Domingo com Fernando Sabino

 

Em matéria de automóveis

 

Fernando Sabino

Em matéria de automóveis, seu raciocínio era o seguinte:

— Para que ter automóvel, se eu não sei dirigir?

E se alguém lhe sugeria que aprendesse:

— Para que aprender, se não tenho automóvel?

Um dia, porém, não se sabe como, escapou de seu sofismático raciocínio e apareceu dirigindo um automóvel. Aprendera a dirigir, só Deus sabe como:

— Fazer o carro andar eu faço. Mas não sei como funciona, nem como é lá dentro. Outro dia ameaçou enguiçar e então me perguntaram se não seria o carburador. Só então fiquei sabendo que meu carro dispõe de um carburador.

O que o encanta principalmente é o poder sugestivo de certos nomes: carburador, embreagem, chassi. radiador, cárter, diferencial.

— Fala-se também numa famosa mola de seguimento, que deve ser muito importante. Para mim não há alternativa: se enguiçar, desço e tomo um táxi. Imagine se eu tiver de ficar dentro do carro indagando: será o dínamo? a bateria, os acumuladores? falta de força no chassi? falta de óleo na bateria?

Tive de adverti-lo de que bateria e acumuladores eram uma coisa só, e que no radiador só se coloca água.

  — Eu sei, eu sei: aliás, o meu carro, apesar de novo deve estar com algum defeito no radiador, não gasta água nunca! Todas as vezes que mando botar água o homem diz que não é preciso, já tem. Com o óleo é a mesma coisa. Abrem a tampa do carro e retiram lá de dentro, de um lugar que jamais consegui ver direito onde é. um ferrinho comprido, enxugam o ferrinho, tornam a enfiar e retiram de novo, me mostram a ponta pingando óleo e dizem que não é preciso. Nunca é preciso.

— Você não costuma lubrificar o carro?

— Já lubrifiquei uma vez. Isso é fácil: basta levar o carro no posto e dizer: lubrificação geral, trocar o óleo do cárter. Não me esqueço, por causa daquele detetive dos folhetos do meu tempo, o Nick Cárter.

— Convém não esquecer também a água da bateria. Tem de ser água destilada.

 Isto ele também já sabia. Um dia o carro não quis pegar e alguém lhe disse que devia ser a água da bateria. Foi a um posto e mandou que olhassem se tinha água na bateria. Tinha. Então tirem, pediu.
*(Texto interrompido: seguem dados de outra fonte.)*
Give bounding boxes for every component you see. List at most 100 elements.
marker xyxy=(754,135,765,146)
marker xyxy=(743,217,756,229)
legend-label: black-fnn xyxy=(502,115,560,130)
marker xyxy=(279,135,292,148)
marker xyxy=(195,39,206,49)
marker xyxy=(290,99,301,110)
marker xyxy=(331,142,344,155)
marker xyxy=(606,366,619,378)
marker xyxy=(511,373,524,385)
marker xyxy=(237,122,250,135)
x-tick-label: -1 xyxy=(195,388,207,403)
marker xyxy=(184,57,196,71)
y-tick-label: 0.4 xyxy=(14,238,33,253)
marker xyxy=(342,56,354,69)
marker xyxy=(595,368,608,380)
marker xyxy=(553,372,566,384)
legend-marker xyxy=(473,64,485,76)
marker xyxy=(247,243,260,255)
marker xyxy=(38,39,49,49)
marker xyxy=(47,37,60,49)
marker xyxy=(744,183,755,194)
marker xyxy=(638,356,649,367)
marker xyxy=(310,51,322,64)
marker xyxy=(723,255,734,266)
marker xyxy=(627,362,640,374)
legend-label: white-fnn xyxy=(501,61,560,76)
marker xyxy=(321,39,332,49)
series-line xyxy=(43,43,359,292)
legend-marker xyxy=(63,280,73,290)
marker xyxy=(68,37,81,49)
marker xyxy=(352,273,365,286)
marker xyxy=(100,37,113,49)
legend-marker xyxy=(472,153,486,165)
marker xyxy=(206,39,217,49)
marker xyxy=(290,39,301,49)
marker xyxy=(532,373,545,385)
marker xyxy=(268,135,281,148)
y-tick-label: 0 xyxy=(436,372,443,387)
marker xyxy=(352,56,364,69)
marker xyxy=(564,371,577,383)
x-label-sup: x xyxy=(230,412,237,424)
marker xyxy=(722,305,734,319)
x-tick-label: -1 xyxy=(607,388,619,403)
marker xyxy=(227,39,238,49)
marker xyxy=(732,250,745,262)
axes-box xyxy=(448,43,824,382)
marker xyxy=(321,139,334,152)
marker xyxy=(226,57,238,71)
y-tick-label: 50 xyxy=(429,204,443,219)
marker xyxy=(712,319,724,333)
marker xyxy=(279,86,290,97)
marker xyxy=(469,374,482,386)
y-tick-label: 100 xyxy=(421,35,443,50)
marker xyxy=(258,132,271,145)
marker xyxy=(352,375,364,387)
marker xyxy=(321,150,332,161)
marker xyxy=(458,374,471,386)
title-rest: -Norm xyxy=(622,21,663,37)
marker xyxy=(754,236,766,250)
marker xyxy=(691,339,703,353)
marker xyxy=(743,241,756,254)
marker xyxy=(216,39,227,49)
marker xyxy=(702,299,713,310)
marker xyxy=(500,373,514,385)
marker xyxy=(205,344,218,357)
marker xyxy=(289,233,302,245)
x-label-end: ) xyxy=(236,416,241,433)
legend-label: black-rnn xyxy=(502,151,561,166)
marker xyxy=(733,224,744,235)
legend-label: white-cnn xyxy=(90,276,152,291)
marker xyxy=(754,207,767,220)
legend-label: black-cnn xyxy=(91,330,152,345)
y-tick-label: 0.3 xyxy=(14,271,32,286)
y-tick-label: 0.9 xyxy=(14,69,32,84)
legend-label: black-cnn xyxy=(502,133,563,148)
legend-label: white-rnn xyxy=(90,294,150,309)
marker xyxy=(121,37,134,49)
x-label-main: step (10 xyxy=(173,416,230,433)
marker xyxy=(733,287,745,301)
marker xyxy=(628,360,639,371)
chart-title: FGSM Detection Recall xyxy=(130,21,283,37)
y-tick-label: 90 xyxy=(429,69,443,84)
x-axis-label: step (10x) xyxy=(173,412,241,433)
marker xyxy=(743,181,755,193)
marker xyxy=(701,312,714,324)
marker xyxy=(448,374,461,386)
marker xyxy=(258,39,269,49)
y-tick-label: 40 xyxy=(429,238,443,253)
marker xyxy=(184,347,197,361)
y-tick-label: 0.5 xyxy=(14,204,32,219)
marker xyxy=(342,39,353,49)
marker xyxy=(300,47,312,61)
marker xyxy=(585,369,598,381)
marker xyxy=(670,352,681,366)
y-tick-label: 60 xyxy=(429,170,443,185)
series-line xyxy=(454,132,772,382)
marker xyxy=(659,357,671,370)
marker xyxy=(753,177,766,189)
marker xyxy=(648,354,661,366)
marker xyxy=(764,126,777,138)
O sujeito ficou a olhá-lo como se ele fosse doido: tirar a água? Então ele disse apenas a palavra mágica, que resolve tudo:

— Verifiquem.

  Verificaram, enquanto ele aguardava, meio ressabiado. O homem do posto se aproximou, misterioso:

— Elemento seco.

 Olharam-se mutuamente, em silêncio, sem que qualquer sombra de compreensão perpassasse entre os dois, esclarecendo os mistérios insondáveis da mecânica dos semoventes. Eis que impenetrável é o desígnio dos motores de explosão e traiçoeira a força dos acumuladores.

— Elemento seco?

 Elemento seco! Secam-se os elementos e esotérico se torna o segredo que faz o poderio dos seres vivos no comando das máquinas inertes. Num repente de inspiração divinatória, com a voz embargada do emoção, ele sugeriu:

— Deve ser o giguelê.

 Giguelê — palavra mágica que ele um dia ouviu alguém pronunciar, denunciando a existência de uma peça pequenina que não sabe para que serve nem onde fica, mas da qual certamente emana a energia que movimenta os automóveis, num fluxo de divina inspiração como o que movimenta a dança religiosa em torno à diminuta imagem de Exu e outros deuses pagãos.

— No mais — arremata ele — tirante o giguelê, em matéria de automóveis estou com as mulheres. Para elas como para mim um carro se compõe apenas de duas coisas: buzina e volante.

Texto extraído do livro “Quadrante 2”, 4ª edição – Editora do Autor – Rio de Janeiro, 1963, págs.108-110.